My phone has replaced my TV as my news source

Anna Scantlin
Contributing Editor from Kansas City, MO
Published: July 19, 2013

Growing up, my family grew accustomed to watching the news every night at 9. This was a way for us kids to be able to stay up thirty minutes longer, and if an important event was being covered we could stay up for thirty minutes longer just by asking questions. As kids, we just didn't want to go to bed for the most part. As a young adult, it was my window into the events happening in the world. But since I've gotten a smartphone, not to mention no longer deal with bedtimes (other than my son's) I've found that my phone is a much more convenient news source than watching a news recap every night at 9.

The first convenience is realizing that I no longer have a time frame in which I need to be paying attention to the TV. Hundreds of news sources are available to me at my very fingertips whenever I want to read about them, plus I have the convenience of reading about them or watching videos from wherever I want. Of course, I could have done this with a laptop as well, but given that smartphones are just that much more portable it seems more convenient than a laptop ever was in order to keep tabs on important news coverage.

In fact, smartphones have only made access to breaking news stories easier through the use of social networking applications, and even specially made apps for smartphones. Many news stations have set up social networks on Facebook, Twitter, and YouTube to help spread news faster to people who frequently check their phones for messages and social updates. All you have to do is hit 'Subscribe' and instead of making sure you're there to see the news, the news comes straight to you. What makes it even better is instead of waiting for the details and updates at a later time, you usually have the full story and updates right there as it happens, and from multiple sources. This can be for all kinds of news: weather updates, important stories on a local, national, and international scale, and sports scores for games; really, any kind of news you can think of is available. There's even a livestream of the hospital doors that the Duke and Duchess of Cambridge are expected to be having their first baby at. I can be sure that as soon as they walk out of those doors the news will be exploding all over my news feed and I wouldn't have even had to consider watching the news to find out that night.

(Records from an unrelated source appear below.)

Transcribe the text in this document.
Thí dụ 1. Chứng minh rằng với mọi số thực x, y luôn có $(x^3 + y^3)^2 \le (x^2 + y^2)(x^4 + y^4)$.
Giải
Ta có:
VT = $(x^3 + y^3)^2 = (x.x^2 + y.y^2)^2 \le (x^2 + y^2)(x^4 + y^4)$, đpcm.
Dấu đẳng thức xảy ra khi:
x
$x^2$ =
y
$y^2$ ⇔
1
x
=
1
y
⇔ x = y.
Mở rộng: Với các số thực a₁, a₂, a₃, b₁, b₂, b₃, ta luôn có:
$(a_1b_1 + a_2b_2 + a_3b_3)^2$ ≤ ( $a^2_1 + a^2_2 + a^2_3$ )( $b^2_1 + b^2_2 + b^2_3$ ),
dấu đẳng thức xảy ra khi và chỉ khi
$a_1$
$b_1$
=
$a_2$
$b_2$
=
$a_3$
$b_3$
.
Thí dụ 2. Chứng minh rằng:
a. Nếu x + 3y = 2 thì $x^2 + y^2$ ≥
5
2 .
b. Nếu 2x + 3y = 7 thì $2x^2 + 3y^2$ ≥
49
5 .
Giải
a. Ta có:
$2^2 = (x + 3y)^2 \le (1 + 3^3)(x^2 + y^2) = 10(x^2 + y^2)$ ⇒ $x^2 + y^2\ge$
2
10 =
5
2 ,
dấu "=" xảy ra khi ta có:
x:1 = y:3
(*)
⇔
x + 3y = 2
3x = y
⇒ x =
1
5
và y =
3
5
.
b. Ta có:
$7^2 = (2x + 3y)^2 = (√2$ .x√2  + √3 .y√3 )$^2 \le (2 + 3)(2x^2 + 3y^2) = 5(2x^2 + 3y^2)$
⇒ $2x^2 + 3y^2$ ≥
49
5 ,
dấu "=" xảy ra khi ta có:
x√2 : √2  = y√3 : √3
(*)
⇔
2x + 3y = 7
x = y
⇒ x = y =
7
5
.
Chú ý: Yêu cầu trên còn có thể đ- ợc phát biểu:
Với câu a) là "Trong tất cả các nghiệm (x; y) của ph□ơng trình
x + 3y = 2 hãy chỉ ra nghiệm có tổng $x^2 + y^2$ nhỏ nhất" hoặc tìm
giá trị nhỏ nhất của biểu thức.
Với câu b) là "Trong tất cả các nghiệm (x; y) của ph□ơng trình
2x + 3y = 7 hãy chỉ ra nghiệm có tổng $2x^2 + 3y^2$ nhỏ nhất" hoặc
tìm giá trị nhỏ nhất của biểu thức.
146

I've used my phone, and certain applications available on it, as a replacement for cable TV for quite some time. Why pay $70+ a month for cable packages when I can get a more organized set of TV shows available right on my phone for $8 a month? Sure, I have to sacrifice not being the first to see a brand new episode of my favorite TV show, but honestly, I'm willing to sacrifice that in order to save around $50+ a month. Over a year that adds up pretty quickly.

When it came to movies and TV, my phone had already replaced the traditional method. It comes as no surprise that catching news stories and segments have also been replaced with my smartphone as well. Even though basic cable doesn't cost anything to run per month, the convenience of being able to read or watch anything when I want, wherever I want is just one of many reasons that I truly love smartphone technology.